Usually a small or large pile of stones is used as a trail mark or landmark, or as evidence of "I was here."

Description:
Flat rocks stacked on top of each other to signify peace and calmness

Keywords:
abstract, achievement, arrangement, balance, beach, beauty, boulder, buddhism, building, calm, clouds, coastline, create, culture, design, edge, equilibrium, flat, granite, group, harmony, idyllic, just, karma, meditation, morning, mystical, natural, nature, nobody, objects, ocean, order, outdoors, pattern, peace, pebble, pile, prosperity, pyramid, religion, rock, rocks, sand, scene, sea, serene, serenity, simplicity, sky, spiritual, stability, stack, stacking, stone, stones, structure, success, sunset, symbols, tranquil, wave, yoga, zen, zen-like

Friday, March 12, 2010

Pretending ~

This may sound silly to some, but while I am work, I pretend that I live by the ocean; it comforts me. I can look out the window and see seagulls at any given time. Whether I am washing the tables after breakfast , or unlocking the cafeteria doors for the children to come in where it is nice and warm/cool (depending on the weather) .

You can take the girl from the ocean, but you can't take the ocean away from the girl!

Below, you will see five pictures I have taken of seagulls. Can you tell which one's are taken while I was at work versus at the beach?


#1


#2


#3


#4


#5

#1, 2 and 3 seagulls are from where I work.
#4 and 5 seagulls are taken above the ocean.

Thursday, March 11, 2010

Postcards From Big Sur ~


Where the sea meets the sky.


There is a house on this cliff. Can you see it?


An enchanting tree.


A tree exposing it's roots.


The path to Julia Pfeiffer Burns State Park.






















Mushrooms scattered on the bed of canyon.

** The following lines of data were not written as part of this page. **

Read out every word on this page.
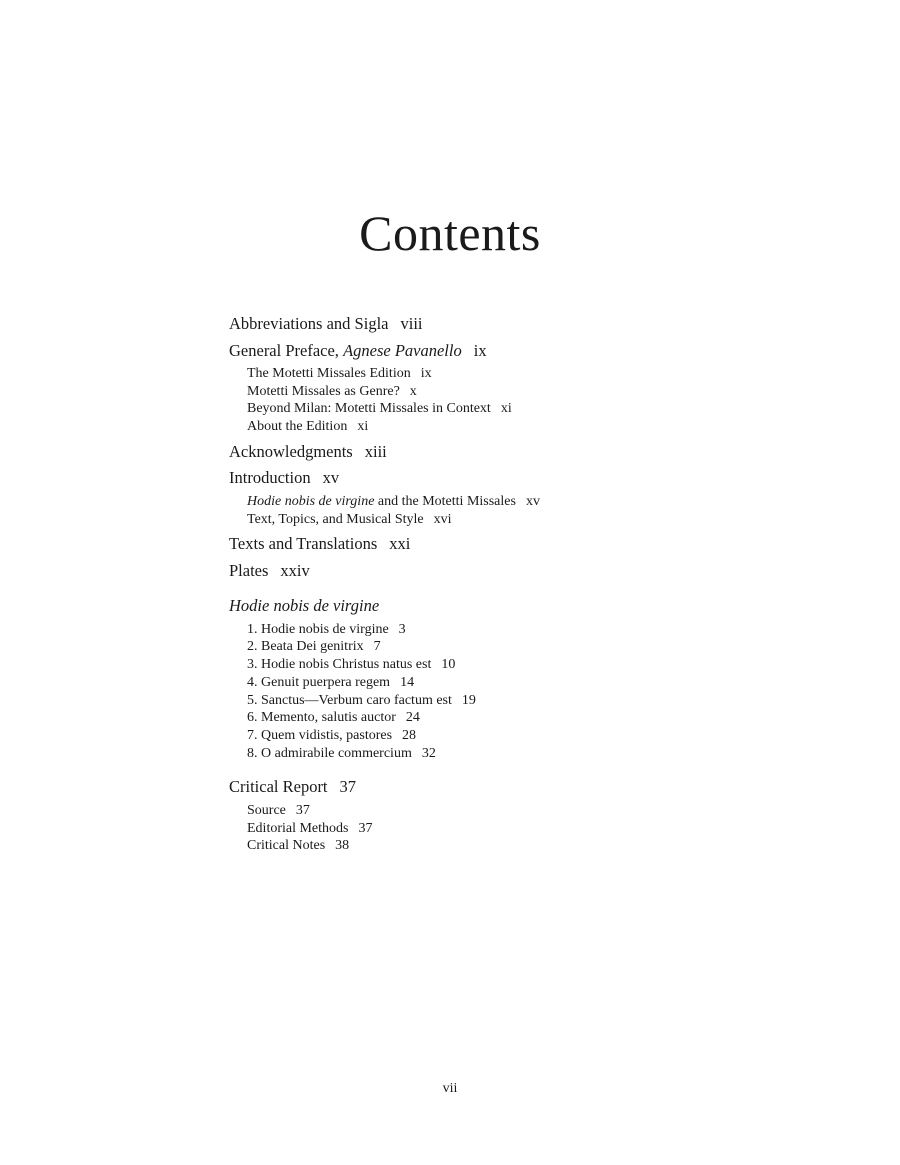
Contents
Abbreviations and Sigla viii
General Preface, Agnese Pavanello ix
The Motetti Missales Edition ix
Motetti Missales as Genre? x
Beyond Milan: Motetti Missales in Context xi
About the Edition xi
Acknowledgments xiii
Introduction xv
Hodie nobis de virgine and the Motetti Missales xv
Text, Topics, and Musical Style xvi
Texts and Translations xxi
Plates xxiv
Hodie nobis de virgine
1. Hodie nobis de virgine 3
2. Beata Dei genitrix 7
3. Hodie nobis Christus natus est 10
4. Genuit puerpera regem 14
5. Sanctus—Verbum caro factum est 19
6. Memento, salutis auctor 24
7. Quem vidistis, pastores 28
8. O admirabile commercium 32
Critical Report 37
Source 37
Editorial Methods 37
Critical Notes 38
vii
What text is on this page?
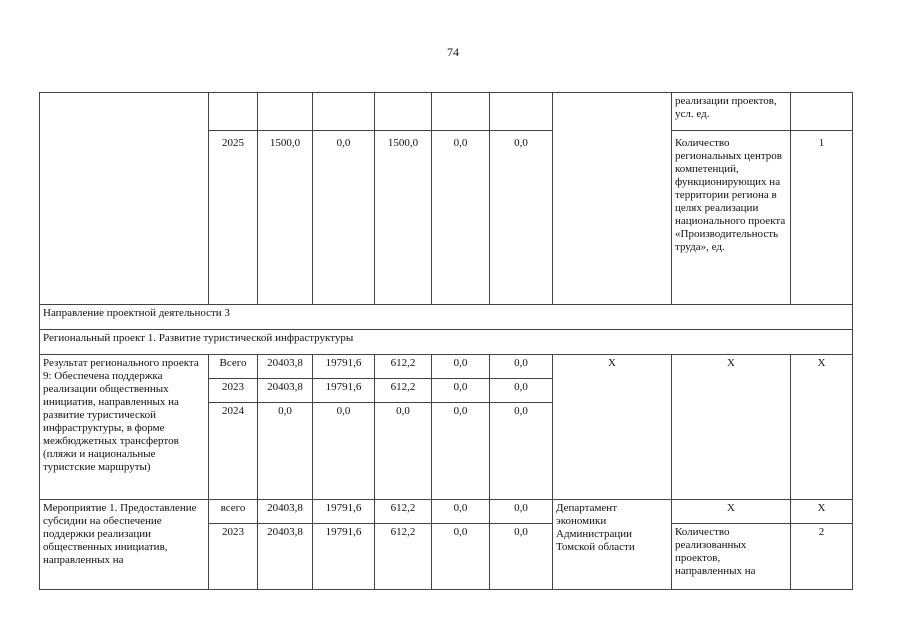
74
								реализации проектов, усл. ед.	
	2025	1500,0	0,0	1500,0	0,0	0,0		Количество региональных центров компетенций, функционирующих на территории региона в целях реализации национального проекта «Производительность труда», ед.	1
Направление проектной деятельности 3									
Региональный проект 1. Развитие туристической инфраструктуры									
Результат регионального проекта 9: Обеспечена поддержка реализации общественных инициатив, направленных на развитие туристической инфраструктуры, в форме межбюджетных трансфертов (пляжи и национальные туристские маршруты)	Всего	20403,8	19791,6	612,2	0,0	0,0	X	X	X
	2023	20403,8	19791,6	612,2	0,0	0,0			
	2024	0,0	0,0	0,0	0,0	0,0			
Мероприятие 1. Предоставление субсидии на обеспечение поддержки реализации общественных инициатив, направленных на	всего	20403,8	19791,6	612,2	0,0	0,0	Департамент экономики Администрации Томской области	X	X
	2023	20403,8	19791,6	612,2	0,0	0,0		Количество реализованных проектов, направленных на	2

Beauty in a beer bottle, placed in the bathroom window.


1932 Bixby Bridge

Friday, March 5, 2010

God Save the Queen



Every now and then, my daughter and I will have a little tiff about the chores that need to be done around the house. What it comes down to is this, we both don't want to do them. I will never forget this one time it was getting pretty heated. Charlie was sitting in his recliner chair and I raised my voice and said, "You act like you are the princess and this is your castle, well let me tell you something, if your the princess, I AM THE QUEEN!" At that moment, Charlie put down the newspaper he was reading and said, "Well then, let's not forget, I am the KING and I am telling you better both stop this arguing!" At that moment, Diandra and I both looked at each other and started busting up laughing. With Charlie chiming in on our argument, it lightened things up between Diandra and I. It did leave me feeling a little of what a queen might feel married to a king.

Wednesday, March 3, 2010

This Little Light Of Mine ~


Point Sur Lighthouse

Recently on one of my blog post's, someone left a comment. It said, "Do you have a life?" I was, to say the least, taken back. I sat in front of the computer screen, stared at the comment and feeling a little defensive said out loud, "Well... sweetie, I AM TRYING TO!" I followed the commenter's trail and realized that was just her signature way of looking at life by reading her profile. I abruptly deleted her comment from my post as if I was shaking any negative energy from my cyber space proximity. I have come back to the thought of that comment, many time's since. It made me feel like maybe... I was boring and look more closely to what I do with my time or even what I post for that matter. Even if it was her way of looking at things in general, something inside her made her come to that conclusion about me, to actually type out her thought and glide the mouse over to the comment icon and click. I wish I didn't delete it now. I have gotten some comments on my faith in the past and even some that nicely put me back into shape. I like to think that I can take criticism and believe everyone has the right to their own opinions. I try to look at it constructively; serving to improve. I will continue to be me and I look forward to what life will bring me and what I will learn from it.

I realize that when you have a blog, you are literally putting yourself out there and leaving yourself vulnerable. I like to think the positive connections outway the negative and am so thankful for the new friendships that I have found here through blogging.

So blog world... thank you for the connections you have brought me!